Populations are often migratory or partially migratory. In India, they are found mainly during the monsoons.

They are found in well-wooded forests, mainly in hill areas. Insects are their primary diet. They capture insects by gleaning as well as by aerial sallying.

The breeding season varies widely from region to region. Near Bombay they are known to lay eggs from February to August, Assam from April to August while they seem to sing through much of the year in the Eastern Ghats.

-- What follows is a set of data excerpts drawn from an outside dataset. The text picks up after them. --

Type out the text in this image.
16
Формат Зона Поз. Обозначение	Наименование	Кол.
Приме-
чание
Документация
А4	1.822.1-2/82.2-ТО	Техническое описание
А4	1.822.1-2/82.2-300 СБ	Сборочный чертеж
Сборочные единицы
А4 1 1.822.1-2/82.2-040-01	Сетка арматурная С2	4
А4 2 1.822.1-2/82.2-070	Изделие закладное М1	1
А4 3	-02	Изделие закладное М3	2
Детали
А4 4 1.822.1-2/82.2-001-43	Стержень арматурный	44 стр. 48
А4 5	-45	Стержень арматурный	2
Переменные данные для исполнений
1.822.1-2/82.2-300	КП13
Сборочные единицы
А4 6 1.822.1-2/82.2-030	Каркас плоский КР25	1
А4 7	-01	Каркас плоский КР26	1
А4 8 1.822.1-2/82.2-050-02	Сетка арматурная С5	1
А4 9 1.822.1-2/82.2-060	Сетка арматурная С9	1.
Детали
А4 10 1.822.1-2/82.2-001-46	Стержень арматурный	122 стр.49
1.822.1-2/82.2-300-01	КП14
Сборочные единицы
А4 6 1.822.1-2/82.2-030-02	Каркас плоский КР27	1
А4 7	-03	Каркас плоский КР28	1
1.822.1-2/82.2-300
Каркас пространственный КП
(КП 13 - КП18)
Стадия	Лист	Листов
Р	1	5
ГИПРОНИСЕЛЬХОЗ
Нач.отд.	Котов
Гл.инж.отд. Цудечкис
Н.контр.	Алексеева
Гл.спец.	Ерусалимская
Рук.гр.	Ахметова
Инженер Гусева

In Sri Lanka, young have been seen in June and October while adults sing from January to May in the Malay Peninsula.

The call of this species is distinctive. It is high-pitched four note whistle that has been transcribed as "wee-ti wee-tee" or "smoke-yer-pepper". The frequency starts at 2.4 kHz and each note falls in pitch with the strophe lasting a second.